Let’s start by defining what we are NOT talking about. We’re not talking about sales forecasting models. These do not scare people. In fact they do the opposite. Some people cling to sales forecasting models the way a child clings to a security blanket. “The model will protect me… I just know it will.” This is dangerous as hell, but it’s the opposite of scary to the people involved.
What I am talking about is the same thing that new online and mobile technology have been doing for years – helping people to share information. Let’s face it, you know a lot more about your “Friends” on Facebook than you would if you weren’t on Facebook with them. You know their sense of humor, their politics, where they go, and what they do. You get a lot of information about them that you otherwise wouldn’t. Most of this information is useless (or worse). But what happens when we apply this same concept to our business?
In business, when people share relevant information, particularly with decision makers, better decisions get made. People can save time, and therefore money, because they spend less time looking for information or spend less time doing pointless things that good information would have let them know was pointless.
What’s not to love? Well, if you work in retail or retail real estate, apparently a lot. Many people view their value to the company in terms of the information that they control. This is true of retail real estate professionals and research people – both control information that is valuable to the company. IT protects information from getting into the wrong hands. And the C-Suite views new technology as something best left to the experts, because they don’t understand it and that scares them.
The C-Suite knows that new technologies can be risky and that they know little about them. Many grand technology visions have ended with large write-offs, hurting the bottom line and this is very scary to them. They have no way of knowing whether a given foray into new technology is going to be a smashing success or a disaster for the bottom line, right? (Spoiler Alert — It doesn’t need to be! More in Part 2)
In the case of the real estate professionals, they know their markets. If the company purchases third-party store location data, it is not extremely accurate nor up-to-date. They are the only ones that truly know “what is where” in their markets. This means job security. If they shared what they know with people in research, merchandising, marketing, pricing and other departments who (by the way) would really, really benefit from this information, they’d be replaceable, right? (Second Spoiler Alert — Wrong! More in Part 3)

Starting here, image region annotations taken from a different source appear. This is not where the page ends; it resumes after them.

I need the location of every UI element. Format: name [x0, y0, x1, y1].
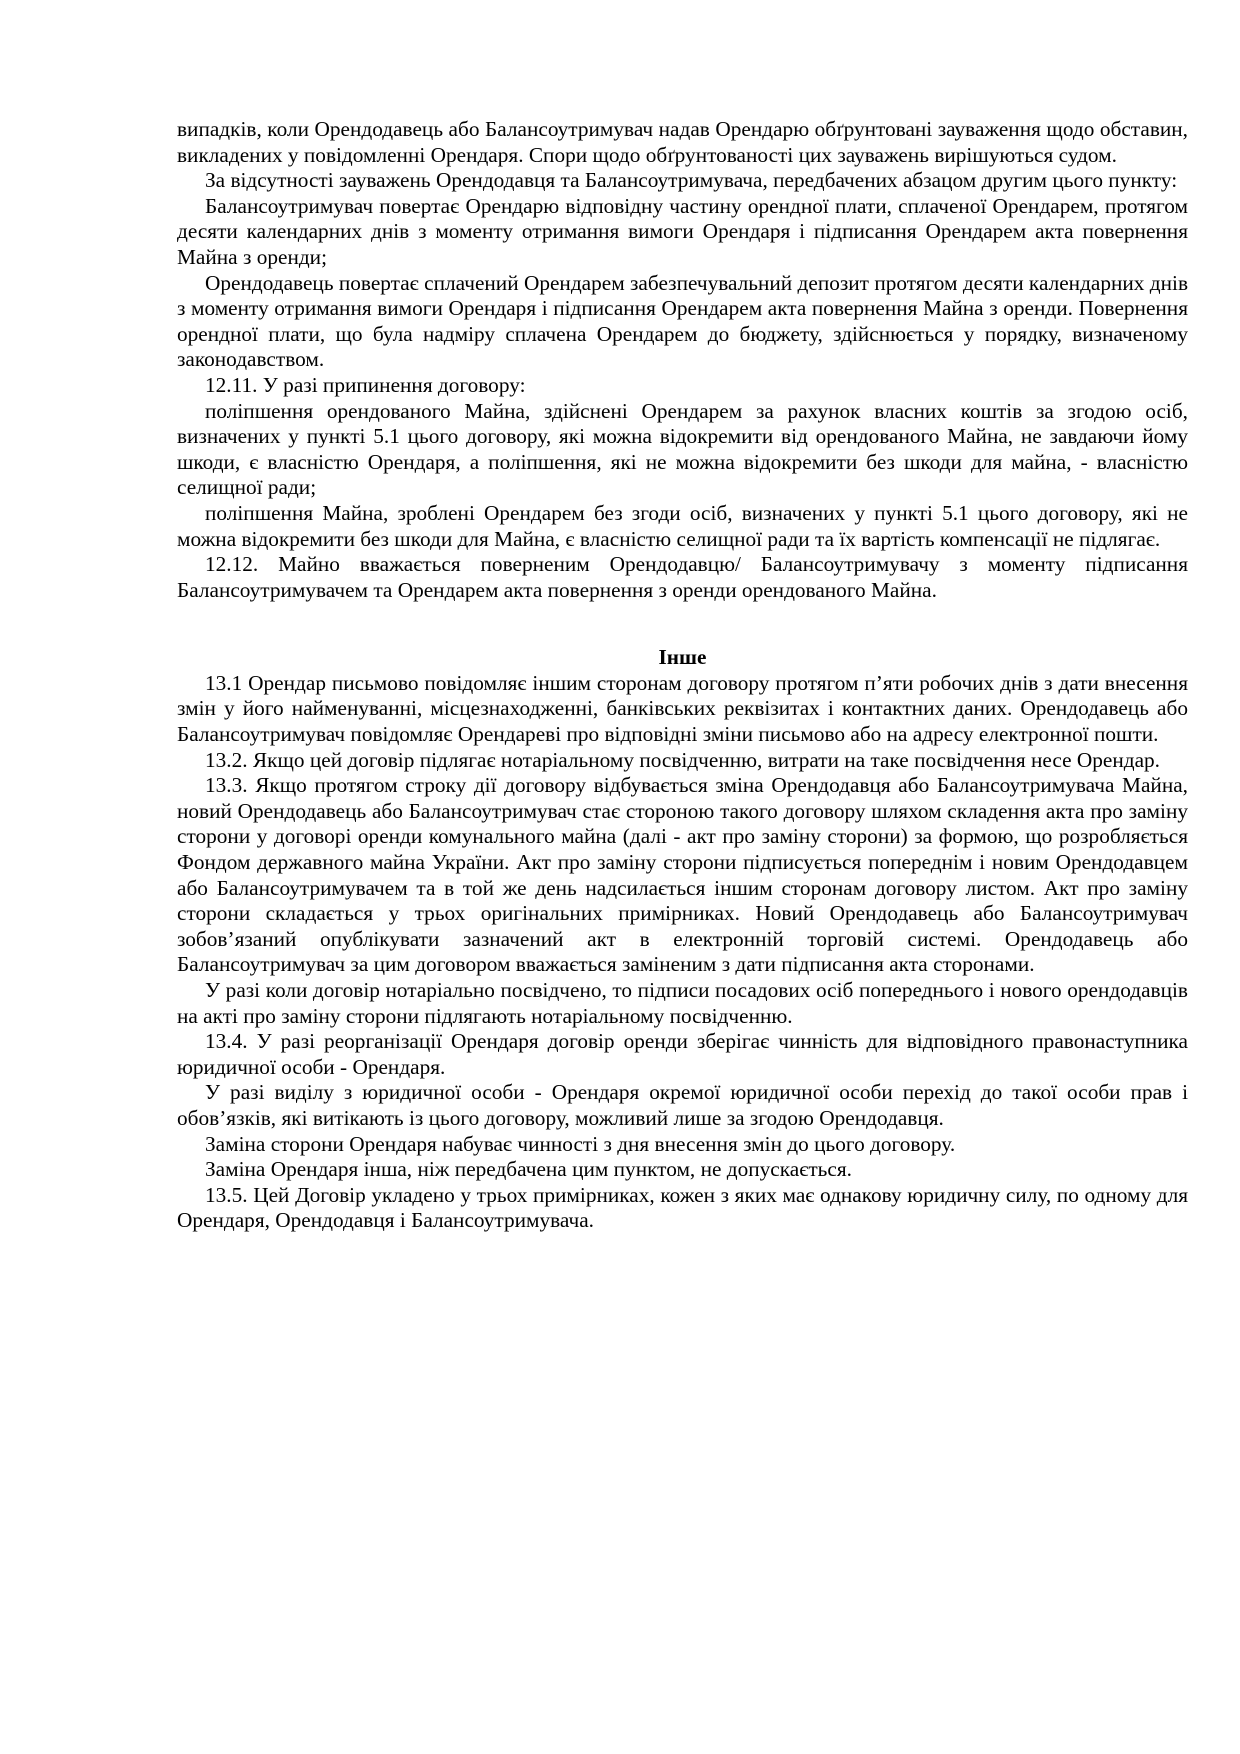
- paragraphs-before-heading: випадків, коли Орендодавець або Балансоу…: [177, 117, 1188, 603]
- paragraph: Орендодавець повертає сплачений Орендаре…: [177, 271, 1188, 373]
- paragraph: У разі виділу з юридичної особи - Оренда…: [177, 1080, 1188, 1131]
- paragraphs-after-heading: 13.1 Орендар письмово повідомляє іншим с…: [177, 671, 1188, 1234]
- paragraph: Балансоутримувач повертає Орендарю відпо…: [177, 194, 1188, 271]
- clause-13-2: 13.2. Якщо цей договір підлягає нотаріал…: [177, 748, 1188, 774]
- paragraph: поліпшення Майна, зроблені Орендарем без…: [177, 501, 1188, 552]
- section-heading: Інше: [177, 645, 1188, 671]
- paragraph: За відсутності зауважень Орендодавця та …: [177, 168, 1188, 194]
- document-page: випадків, коли Орендодавець або Балансоу…: [177, 117, 1188, 1234]
- clause-12-12: 12.12. Майно вважається поверненим Оренд…: [177, 552, 1188, 603]
- clause-12-11: 12.11. У разі припинення договору:: [177, 373, 1188, 399]
- paragraph: У разі коли договір нотаріально посвідче…: [177, 978, 1188, 1029]
- clause-13-1: 13.1 Орендар письмово повідомляє іншим с…: [177, 671, 1188, 748]
- clause-13-5: 13.5. Цей Договір укладено у трьох примі…: [177, 1183, 1188, 1234]
- clause-13-3: 13.3. Якщо протягом строку дії договору …: [177, 773, 1188, 978]
- clause-13-4: 13.4. У разі реорганізації Орендаря дого…: [177, 1029, 1188, 1080]
- paragraph: Заміна сторони Орендаря набуває чинності…: [177, 1132, 1188, 1158]
- paragraph: Заміна Орендаря інша, ніж передбачена ци…: [177, 1157, 1188, 1183]
- paragraph: поліпшення орендованого Майна, здійснені…: [177, 399, 1188, 501]
- paragraph: випадків, коли Орендодавець або Балансоу…: [177, 117, 1188, 168]
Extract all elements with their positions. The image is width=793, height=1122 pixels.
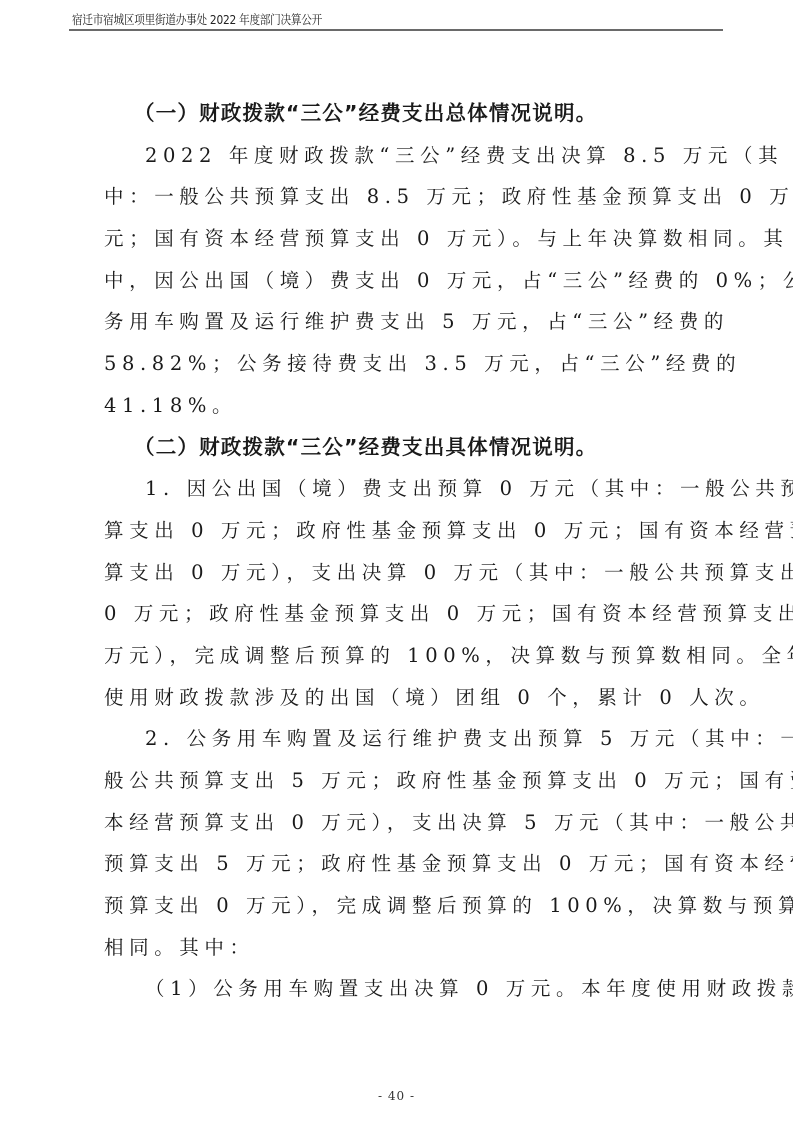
- page-number: - 40 -: [0, 1089, 793, 1103]
- section-heading-overall: （一）财政拨款“三公”经费支出总体情况说明。: [104, 93, 688, 135]
- paragraph-line: 预算支出 0 万元），完成调整后预算的 100%，决算数与预算数: [104, 885, 688, 927]
- paragraph-line: 本经营预算支出 0 万元），支出决算 5 万元（其中：一般公共: [104, 802, 688, 844]
- paragraph-line: 算支出 0 万元），支出决算 0 万元（其中：一般公共预算支出: [104, 552, 688, 594]
- paragraph-line: 中：一般公共预算支出 8.5 万元；政府性基金预算支出 0 万: [104, 176, 688, 218]
- paragraph-line: 41.18%。: [104, 385, 688, 427]
- paragraph-line: 1. 因公出国（境）费支出预算 0 万元（其中：一般公共预: [104, 468, 688, 510]
- paragraph-line: （1）公务用车购置支出决算 0 万元。本年度使用财政拨款: [104, 968, 688, 1010]
- paragraph-line: 般公共预算支出 5 万元；政府性基金预算支出 0 万元；国有资: [104, 760, 688, 802]
- document-body: （一）财政拨款“三公”经费支出总体情况说明。 2022 年度财政拨款“三公”经费…: [104, 93, 688, 1010]
- paragraph-line: 万元），完成调整后预算的 100%，决算数与预算数相同。全年: [104, 635, 688, 677]
- paragraph-line: 2. 公务用车购置及运行维护费支出预算 5 万元（其中：一: [104, 718, 688, 760]
- paragraph-line: 使用财政拨款涉及的出国（境）团组 0 个，累计 0 人次。: [104, 677, 688, 719]
- paragraph-line: 中，因公出国（境）费支出 0 万元，占“三公”经费的 0%；公: [104, 260, 688, 302]
- section-heading-detail: （二）财政拨款“三公”经费支出具体情况说明。: [104, 427, 688, 469]
- header-title: 宿迁市宿城区项里街道办事处 2022 年度部门决算公开: [72, 10, 322, 28]
- paragraph-line: 0 万元；政府性基金预算支出 0 万元；国有资本经营预算支出 0: [104, 593, 688, 635]
- paragraph-line: 58.82%；公务接待费支出 3.5 万元，占“三公”经费的: [104, 343, 688, 385]
- paragraph-line: 预算支出 5 万元；政府性基金预算支出 0 万元；国有资本经营: [104, 843, 688, 885]
- paragraph-line: 相同。其中：: [104, 927, 688, 969]
- page-header: 宿迁市宿城区项里街道办事处 2022 年度部门决算公开: [69, 9, 723, 31]
- paragraph-line: 元；国有资本经营预算支出 0 万元）。与上年决算数相同。其: [104, 218, 688, 260]
- paragraph-line: 务用车购置及运行维护费支出 5 万元，占“三公”经费的: [104, 301, 688, 343]
- paragraph-line: 2022 年度财政拨款“三公”经费支出决算 8.5 万元（其: [104, 135, 688, 177]
- paragraph-line: 算支出 0 万元；政府性基金预算支出 0 万元；国有资本经营预: [104, 510, 688, 552]
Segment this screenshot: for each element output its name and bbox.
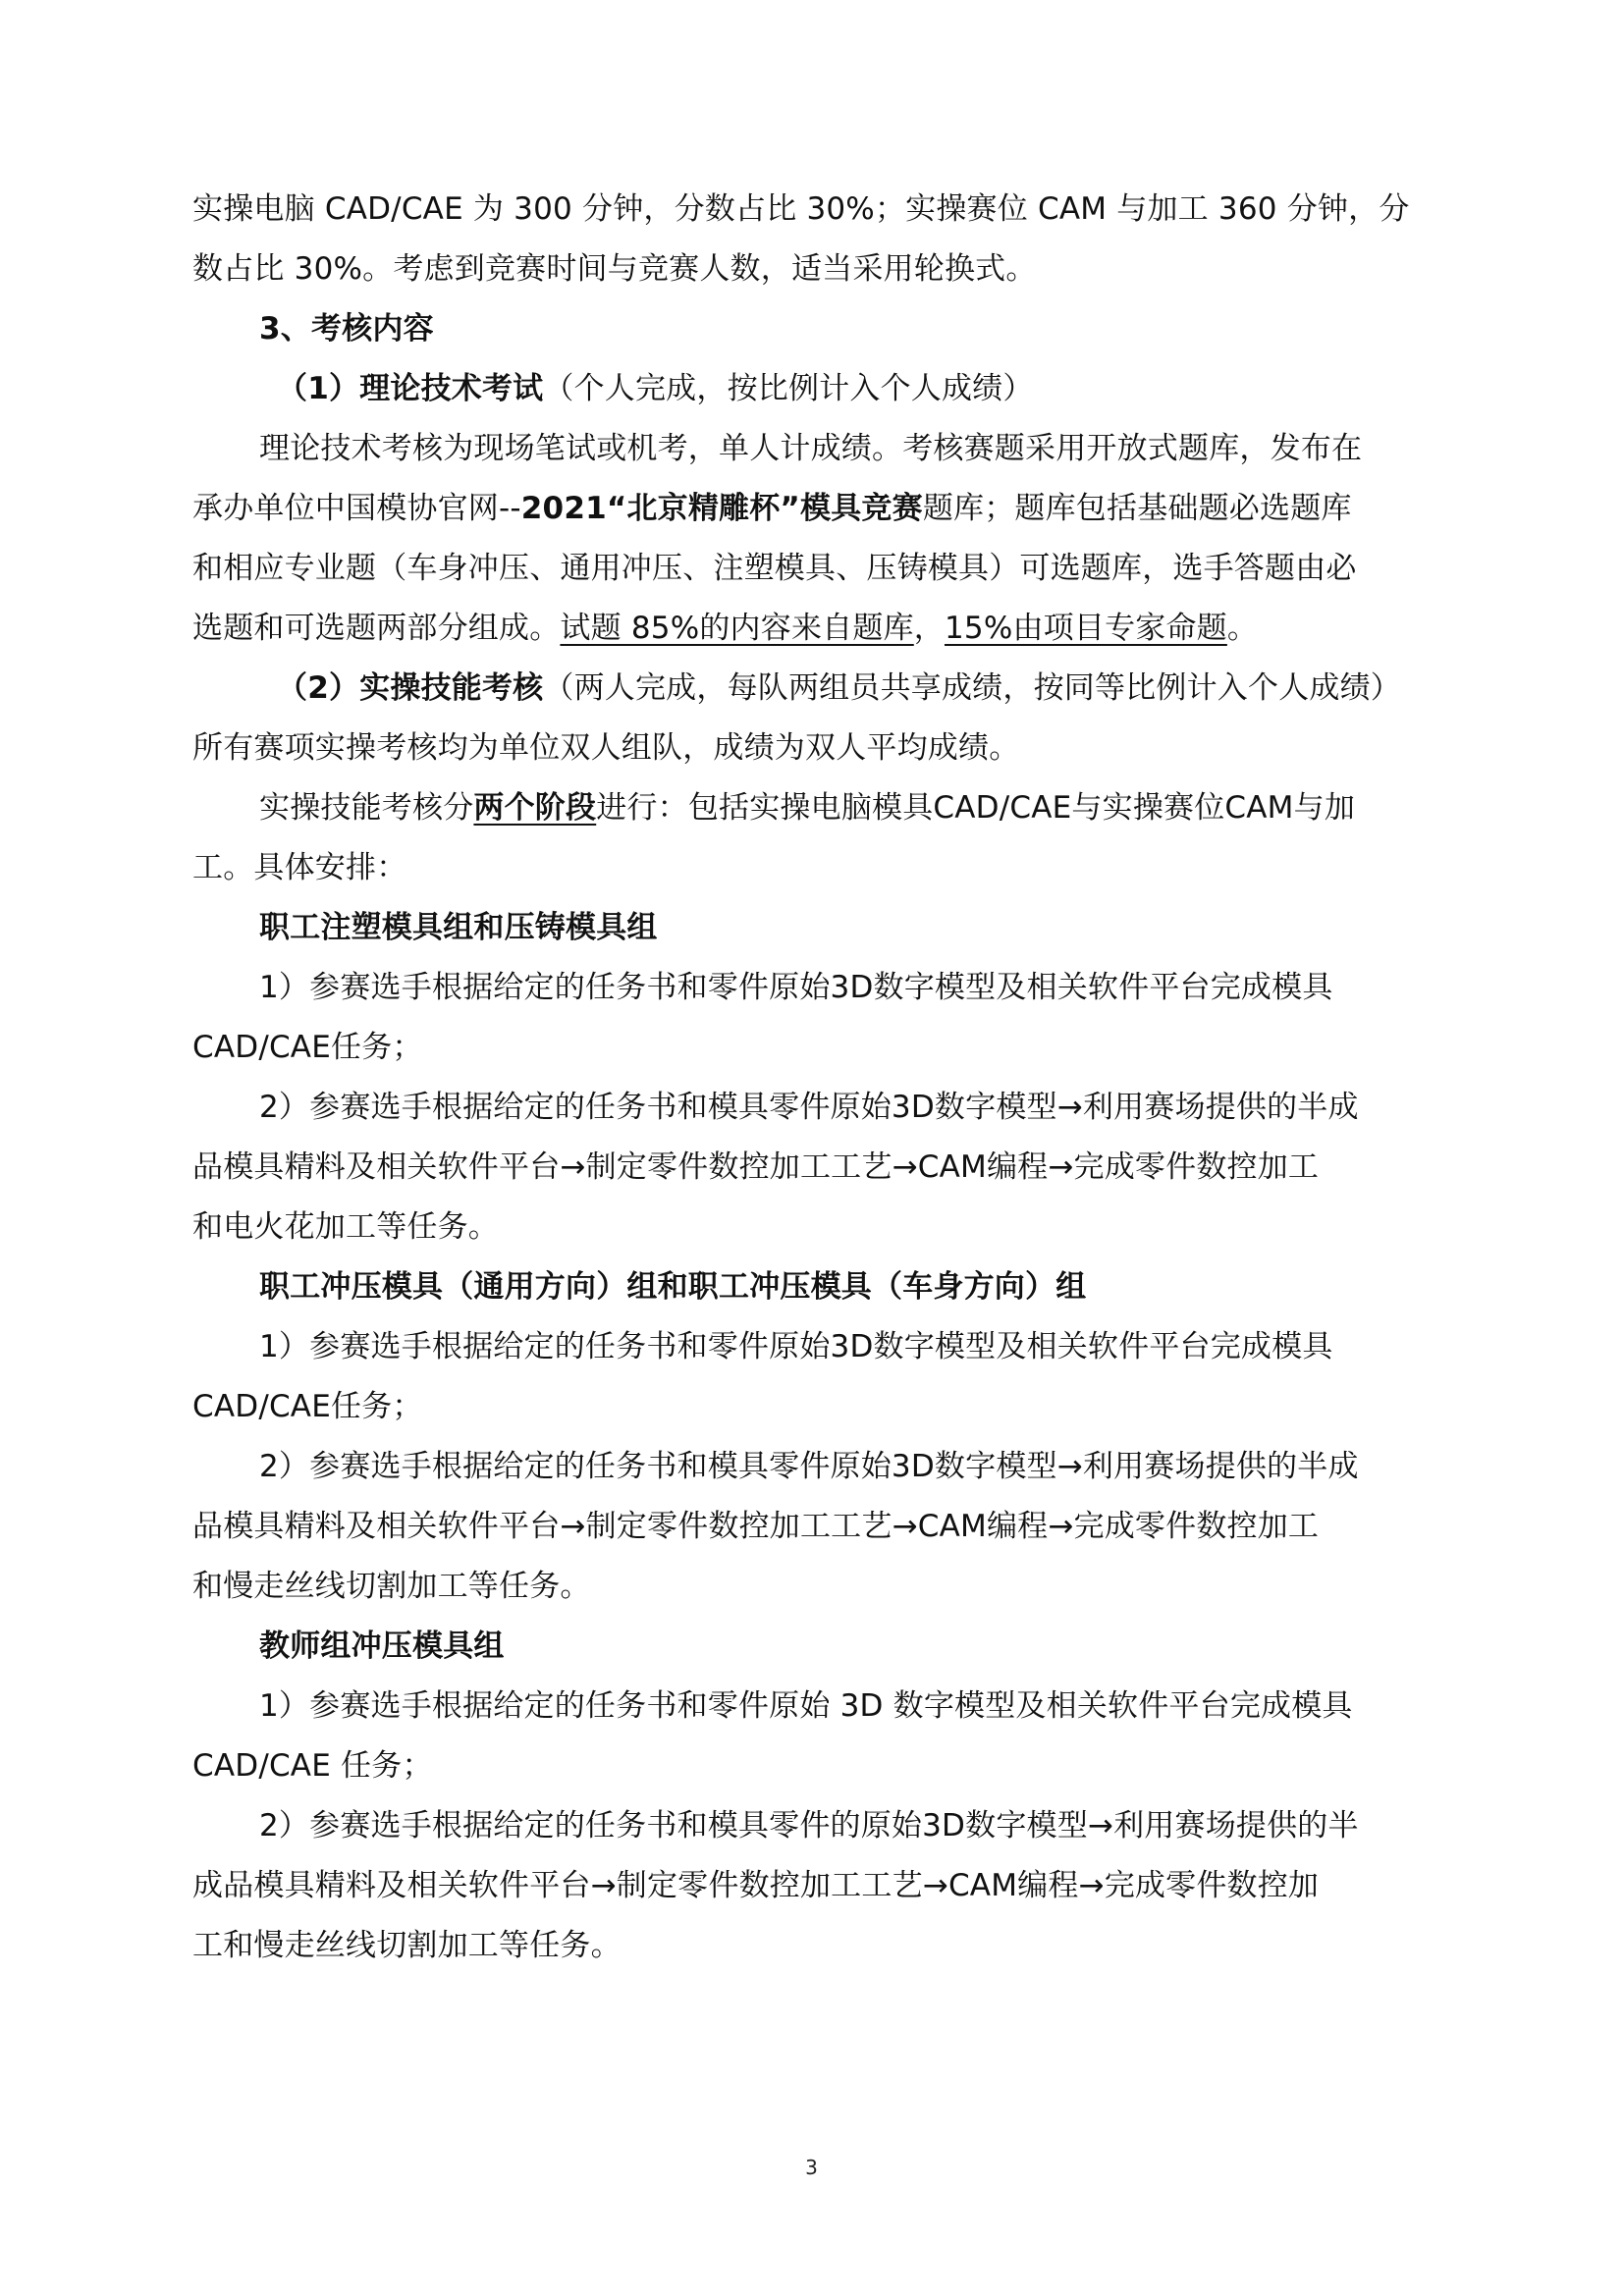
- competition-name: 2021“北京精雕杯”模具竞赛: [521, 491, 923, 526]
- paragraph-line: 工。具体安排：: [192, 838, 1451, 898]
- underlined-text: 试题 85%的内容来自题库: [560, 611, 913, 646]
- paragraph-line: 和相应专业题（车身冲压、通用冲压、注塑模具、压铸模具）可选题库，选手答题由必: [192, 539, 1451, 599]
- list-item-line: 1）参赛选手根据给定的任务书和零件原始3D数字模型及相关软件平台完成模具: [192, 958, 1451, 1018]
- text-run: 。: [1227, 611, 1258, 646]
- list-item-line: CAD/CAE任务；: [192, 1018, 1451, 1078]
- subsection-title: （2）实操技能考核: [277, 670, 543, 706]
- paragraph-line: 理论技术考核为现场笔试或机考，单人计成绩。考核赛题采用开放式题库，发布在: [192, 419, 1451, 479]
- emphasis-text: 两个阶段: [473, 790, 596, 826]
- paragraph-line: 选题和可选题两部分组成。试题 85%的内容来自题库，15%由项目专家命题。: [192, 599, 1451, 659]
- paragraph-line: 实操电脑 CAD/CAE 为 300 分钟，分数占比 30%；实操赛位 CAM …: [192, 180, 1451, 240]
- group-title: 教师组冲压模具组: [192, 1617, 1451, 1677]
- list-item-line: 2）参赛选手根据给定的任务书和模具零件原始3D数字模型→利用赛场提供的半成: [192, 1078, 1451, 1138]
- group-title: 职工冲压模具（通用方向）组和职工冲压模具（车身方向）组: [192, 1257, 1451, 1317]
- text-run: 进行：包括实操电脑模具CAD/CAE与实操赛位CAM与加: [596, 790, 1355, 826]
- paragraph-line: 所有赛项实操考核均为单位双人组队，成绩为双人平均成绩。: [192, 719, 1451, 778]
- section-heading: 3、考核内容: [192, 299, 1451, 359]
- list-item-line: 和慢走丝线切割加工等任务。: [192, 1557, 1451, 1617]
- paragraph-line: 承办单位中国模协官网--2021“北京精雕杯”模具竞赛题库；题库包括基础题必选题…: [192, 479, 1451, 539]
- text-run: ，: [914, 611, 945, 646]
- subsection-title: （1）理论技术考试: [277, 371, 543, 406]
- list-item-line: 2）参赛选手根据给定的任务书和模具零件的原始3D数字模型→利用赛场提供的半: [192, 1796, 1451, 1856]
- list-item-line: 2）参赛选手根据给定的任务书和模具零件原始3D数字模型→利用赛场提供的半成: [192, 1437, 1451, 1497]
- underlined-text: 15%由项目专家命题: [945, 611, 1227, 646]
- list-item-line: 和电火花加工等任务。: [192, 1198, 1451, 1257]
- document-page: 实操电脑 CAD/CAE 为 300 分钟，分数占比 30%；实操赛位 CAM …: [192, 180, 1451, 1976]
- list-item-line: 1）参赛选手根据给定的任务书和零件原始 3D 数字模型及相关软件平台完成模具: [192, 1677, 1451, 1736]
- text-run: 实操技能考核分: [259, 790, 473, 826]
- list-item-line: 品模具精料及相关软件平台→制定零件数控加工工艺→CAM编程→完成零件数控加工: [192, 1138, 1451, 1198]
- subsection-note: （个人完成，按比例计入个人成绩）: [543, 371, 1033, 406]
- list-item-line: 1）参赛选手根据给定的任务书和零件原始3D数字模型及相关软件平台完成模具: [192, 1317, 1451, 1377]
- list-item-line: 成品模具精料及相关软件平台→制定零件数控加工工艺→CAM编程→完成零件数控加: [192, 1856, 1451, 1916]
- subsection-heading-theory: （1）理论技术考试（个人完成，按比例计入个人成绩）: [192, 359, 1451, 419]
- text-run: 承办单位中国模协官网--: [192, 491, 521, 526]
- text-run: 题库；题库包括基础题必选题库: [923, 491, 1352, 526]
- paragraph-line: 数占比 30%。考虑到竞赛时间与竞赛人数，适当采用轮换式。: [192, 240, 1451, 299]
- text-run: 选题和可选题两部分组成。: [192, 611, 560, 646]
- page-number: 3: [0, 2156, 1623, 2179]
- group-title: 职工注塑模具组和压铸模具组: [192, 898, 1451, 958]
- paragraph-line: 实操技能考核分两个阶段进行：包括实操电脑模具CAD/CAE与实操赛位CAM与加: [192, 778, 1451, 838]
- list-item-line: 工和慢走丝线切割加工等任务。: [192, 1916, 1451, 1976]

With respect to IT, all you have to do is say the words “share information” to completely freak them out, and with good reason. A great deal of information has been “shared” in recent years with Chinese and Russian hackers with very little return on investment. They believe that sharing information could make the company less secure. (Third Spoiler Alert — it can make it MORE secure. More in Part 4).
In the case of real estate research, these people spend a lot of their time producing maps and reports for real estate as well as other departments. If they suddenly shared their abilities and gave all those people the tools to create their own maps and reports and do their own analyses, they’d quickly be out of a job right? (Fourth Spoiler Alert — Wrong Again! More in Part 5)
So lots of people are very, very afraid of new technology for retail real estate. And I have made the (at this point) unsubstantiated claims that they are all wrong. Over the next few weeks I will spend some time looking at each of these groups of people. Then I’ll follow up with conversations with people who have made the leap so you can see how they saw past the scary stuff and what kinds of rewards await on the other side.